You have the opening post in this match, which means you are saddled with establishing the primary hook and narrative driving force of the match—which you did. However, this is the only instance of actual combat in the entirety of this post. It amounts to a brief flash and quick exchange. Typically, we would like to see a bit more in the way of conflict to really drive the story forward, but this does set up the match. So, in that regard, it's not terrible. In fact, it's something! Just need to get more comfortable and add a bit more to your set-up in regards to this.

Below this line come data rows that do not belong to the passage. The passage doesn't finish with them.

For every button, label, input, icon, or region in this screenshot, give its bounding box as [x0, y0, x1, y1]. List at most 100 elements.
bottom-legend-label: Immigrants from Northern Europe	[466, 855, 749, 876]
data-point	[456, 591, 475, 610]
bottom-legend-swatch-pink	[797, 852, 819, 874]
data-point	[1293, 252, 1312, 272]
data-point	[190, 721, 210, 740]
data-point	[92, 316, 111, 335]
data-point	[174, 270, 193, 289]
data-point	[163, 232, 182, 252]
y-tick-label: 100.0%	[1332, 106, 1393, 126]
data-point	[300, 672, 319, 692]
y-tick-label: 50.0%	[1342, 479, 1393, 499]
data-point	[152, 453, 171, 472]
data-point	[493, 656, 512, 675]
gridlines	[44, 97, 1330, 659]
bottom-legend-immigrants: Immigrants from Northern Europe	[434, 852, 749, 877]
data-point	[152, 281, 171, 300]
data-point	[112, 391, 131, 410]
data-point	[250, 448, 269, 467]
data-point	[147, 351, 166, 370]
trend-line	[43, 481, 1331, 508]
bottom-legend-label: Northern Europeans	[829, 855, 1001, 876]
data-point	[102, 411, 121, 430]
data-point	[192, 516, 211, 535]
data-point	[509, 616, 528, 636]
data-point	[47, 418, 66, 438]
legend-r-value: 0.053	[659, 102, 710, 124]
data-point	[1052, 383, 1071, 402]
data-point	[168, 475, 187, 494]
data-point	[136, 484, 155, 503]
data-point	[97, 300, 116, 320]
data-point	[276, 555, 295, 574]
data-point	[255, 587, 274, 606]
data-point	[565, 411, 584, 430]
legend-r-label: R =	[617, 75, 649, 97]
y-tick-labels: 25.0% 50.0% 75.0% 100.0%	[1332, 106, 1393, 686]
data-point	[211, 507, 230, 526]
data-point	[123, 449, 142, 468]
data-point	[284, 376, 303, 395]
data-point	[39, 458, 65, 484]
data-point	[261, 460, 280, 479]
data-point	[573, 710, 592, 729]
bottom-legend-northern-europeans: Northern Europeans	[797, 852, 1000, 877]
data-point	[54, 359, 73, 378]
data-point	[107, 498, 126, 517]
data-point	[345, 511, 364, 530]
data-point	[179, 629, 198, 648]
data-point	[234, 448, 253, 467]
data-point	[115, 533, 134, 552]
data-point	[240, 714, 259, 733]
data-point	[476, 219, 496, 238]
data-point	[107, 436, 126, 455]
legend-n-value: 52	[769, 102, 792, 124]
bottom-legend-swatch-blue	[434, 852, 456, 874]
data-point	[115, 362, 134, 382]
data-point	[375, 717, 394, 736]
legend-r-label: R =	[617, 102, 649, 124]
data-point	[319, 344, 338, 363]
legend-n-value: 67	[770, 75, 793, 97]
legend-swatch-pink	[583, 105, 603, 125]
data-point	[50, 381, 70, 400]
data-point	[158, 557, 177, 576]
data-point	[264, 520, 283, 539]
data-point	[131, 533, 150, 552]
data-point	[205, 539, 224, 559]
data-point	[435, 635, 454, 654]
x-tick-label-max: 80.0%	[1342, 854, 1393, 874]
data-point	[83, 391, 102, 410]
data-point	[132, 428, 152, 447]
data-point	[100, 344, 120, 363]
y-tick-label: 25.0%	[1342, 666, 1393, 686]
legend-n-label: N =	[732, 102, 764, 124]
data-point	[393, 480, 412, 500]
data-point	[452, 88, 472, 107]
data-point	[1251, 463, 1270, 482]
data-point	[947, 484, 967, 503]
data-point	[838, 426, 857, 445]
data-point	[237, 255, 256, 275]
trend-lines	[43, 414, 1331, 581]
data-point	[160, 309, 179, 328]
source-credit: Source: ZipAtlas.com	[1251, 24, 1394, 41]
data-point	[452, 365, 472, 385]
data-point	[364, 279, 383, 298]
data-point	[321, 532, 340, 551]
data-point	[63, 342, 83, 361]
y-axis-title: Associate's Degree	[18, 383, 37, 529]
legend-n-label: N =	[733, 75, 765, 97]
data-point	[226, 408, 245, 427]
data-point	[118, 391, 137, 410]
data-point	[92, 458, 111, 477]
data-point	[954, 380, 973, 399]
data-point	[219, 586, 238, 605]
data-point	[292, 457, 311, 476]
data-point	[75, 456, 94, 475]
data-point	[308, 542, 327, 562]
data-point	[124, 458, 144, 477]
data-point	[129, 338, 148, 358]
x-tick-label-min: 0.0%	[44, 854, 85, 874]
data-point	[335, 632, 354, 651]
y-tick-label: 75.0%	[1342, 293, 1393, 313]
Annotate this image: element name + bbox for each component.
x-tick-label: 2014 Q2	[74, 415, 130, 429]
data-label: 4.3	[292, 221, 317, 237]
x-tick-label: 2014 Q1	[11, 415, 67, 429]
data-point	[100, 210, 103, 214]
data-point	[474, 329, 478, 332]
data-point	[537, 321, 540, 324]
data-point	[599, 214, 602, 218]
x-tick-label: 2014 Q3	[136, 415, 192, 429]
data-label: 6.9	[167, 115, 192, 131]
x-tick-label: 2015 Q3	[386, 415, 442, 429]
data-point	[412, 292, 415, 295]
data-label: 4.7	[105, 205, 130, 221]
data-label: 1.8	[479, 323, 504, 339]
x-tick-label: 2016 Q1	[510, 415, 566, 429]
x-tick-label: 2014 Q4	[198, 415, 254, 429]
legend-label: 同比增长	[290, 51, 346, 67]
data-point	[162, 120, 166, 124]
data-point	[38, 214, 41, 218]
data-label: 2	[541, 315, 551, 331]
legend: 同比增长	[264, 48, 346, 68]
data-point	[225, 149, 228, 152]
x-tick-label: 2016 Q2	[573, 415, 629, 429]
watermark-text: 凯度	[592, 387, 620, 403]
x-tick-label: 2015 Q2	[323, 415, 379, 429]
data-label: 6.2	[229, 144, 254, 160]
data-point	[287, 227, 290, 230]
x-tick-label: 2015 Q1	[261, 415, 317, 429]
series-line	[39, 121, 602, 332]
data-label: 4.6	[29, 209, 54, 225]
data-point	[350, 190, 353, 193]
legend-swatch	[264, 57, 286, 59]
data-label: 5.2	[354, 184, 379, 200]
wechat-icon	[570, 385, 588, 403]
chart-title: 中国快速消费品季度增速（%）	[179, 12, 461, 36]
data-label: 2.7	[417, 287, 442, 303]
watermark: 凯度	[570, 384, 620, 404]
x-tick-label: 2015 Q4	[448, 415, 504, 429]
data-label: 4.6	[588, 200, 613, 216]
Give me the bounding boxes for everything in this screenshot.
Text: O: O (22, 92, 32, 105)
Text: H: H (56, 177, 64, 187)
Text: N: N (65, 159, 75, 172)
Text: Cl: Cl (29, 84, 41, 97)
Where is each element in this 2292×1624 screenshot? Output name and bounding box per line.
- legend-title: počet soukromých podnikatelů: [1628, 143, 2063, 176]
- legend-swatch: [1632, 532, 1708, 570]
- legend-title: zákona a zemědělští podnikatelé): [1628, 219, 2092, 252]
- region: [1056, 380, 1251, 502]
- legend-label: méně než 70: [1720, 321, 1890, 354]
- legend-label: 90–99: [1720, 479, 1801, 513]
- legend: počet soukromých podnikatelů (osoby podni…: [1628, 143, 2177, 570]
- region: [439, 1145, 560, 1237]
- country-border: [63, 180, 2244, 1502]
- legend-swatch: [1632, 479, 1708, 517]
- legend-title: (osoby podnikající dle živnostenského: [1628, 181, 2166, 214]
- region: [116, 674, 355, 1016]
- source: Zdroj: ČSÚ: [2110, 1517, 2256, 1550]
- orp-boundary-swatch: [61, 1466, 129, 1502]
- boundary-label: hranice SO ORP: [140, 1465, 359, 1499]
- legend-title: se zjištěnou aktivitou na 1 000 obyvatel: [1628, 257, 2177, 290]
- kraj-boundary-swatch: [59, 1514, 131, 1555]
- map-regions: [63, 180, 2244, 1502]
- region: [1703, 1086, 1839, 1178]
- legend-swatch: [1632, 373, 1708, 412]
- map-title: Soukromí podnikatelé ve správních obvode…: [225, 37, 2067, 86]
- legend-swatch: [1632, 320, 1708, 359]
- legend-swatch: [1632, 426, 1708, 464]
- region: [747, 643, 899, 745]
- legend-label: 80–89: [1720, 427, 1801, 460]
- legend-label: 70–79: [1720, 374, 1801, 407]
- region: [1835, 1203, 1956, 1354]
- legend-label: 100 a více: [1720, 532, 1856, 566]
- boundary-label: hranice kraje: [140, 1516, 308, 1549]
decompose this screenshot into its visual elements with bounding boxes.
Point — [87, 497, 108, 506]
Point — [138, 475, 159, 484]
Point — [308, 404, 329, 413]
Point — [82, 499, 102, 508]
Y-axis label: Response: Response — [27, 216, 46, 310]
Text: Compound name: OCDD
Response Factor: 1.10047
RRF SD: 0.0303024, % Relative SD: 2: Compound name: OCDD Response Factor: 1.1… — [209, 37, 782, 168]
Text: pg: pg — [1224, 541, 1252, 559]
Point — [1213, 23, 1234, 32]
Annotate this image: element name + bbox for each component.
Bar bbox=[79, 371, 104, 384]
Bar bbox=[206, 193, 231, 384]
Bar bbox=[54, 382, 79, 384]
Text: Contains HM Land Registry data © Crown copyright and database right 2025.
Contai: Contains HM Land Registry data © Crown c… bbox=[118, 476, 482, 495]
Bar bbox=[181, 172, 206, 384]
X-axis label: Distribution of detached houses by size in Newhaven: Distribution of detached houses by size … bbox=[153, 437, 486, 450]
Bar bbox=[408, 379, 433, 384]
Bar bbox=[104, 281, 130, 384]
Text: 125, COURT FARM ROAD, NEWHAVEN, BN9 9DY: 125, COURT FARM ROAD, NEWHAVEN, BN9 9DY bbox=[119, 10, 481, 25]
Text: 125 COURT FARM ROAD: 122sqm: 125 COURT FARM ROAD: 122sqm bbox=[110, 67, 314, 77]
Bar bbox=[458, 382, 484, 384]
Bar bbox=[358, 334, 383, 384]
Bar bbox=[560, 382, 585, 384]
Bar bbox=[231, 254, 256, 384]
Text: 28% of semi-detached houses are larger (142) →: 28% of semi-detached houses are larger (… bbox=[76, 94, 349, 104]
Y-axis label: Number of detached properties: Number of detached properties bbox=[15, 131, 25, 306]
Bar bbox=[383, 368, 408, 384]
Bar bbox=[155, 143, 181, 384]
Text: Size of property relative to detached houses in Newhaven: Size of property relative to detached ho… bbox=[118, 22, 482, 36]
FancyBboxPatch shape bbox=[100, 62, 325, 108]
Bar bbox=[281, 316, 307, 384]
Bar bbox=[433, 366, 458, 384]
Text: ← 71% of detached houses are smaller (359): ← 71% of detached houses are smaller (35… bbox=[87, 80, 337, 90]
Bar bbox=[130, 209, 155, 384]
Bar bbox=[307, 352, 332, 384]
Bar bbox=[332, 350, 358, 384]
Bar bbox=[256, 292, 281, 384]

To close out the story comments on this post, I just want to highlight a missed opportunity for you. Much of the post is spent hinting at some sort of "reason" for them being there. That there is some "cause" she is interfering with and the offer that was alluded to. You left your readers with questions that aren't answered in a satisfactory way. You don't have to outright say it, but you need to at least quantify it in a way that hooks the reader, rather than annoying them. This also leaves a plot hole opening for your opponent to grab hold of and run with, helping their score instead of yours.
Realism
While not a mark against you, it should be noted for your reference that you walked the line between utilizing your opponent's aspects and putting yourself at odds against them. This isn't the place you want to be in your writing, because Realism scores can quickly stack up and make, or break, your chances. The reason this is of note in your post is that you have Rhylance initiating this conflict. This has the high probability of going against "Sharp As My Mind" which places emphasis on him avoiding combat until his target least expects an attack. While not a line that was explicitly broken, it was brought into question here.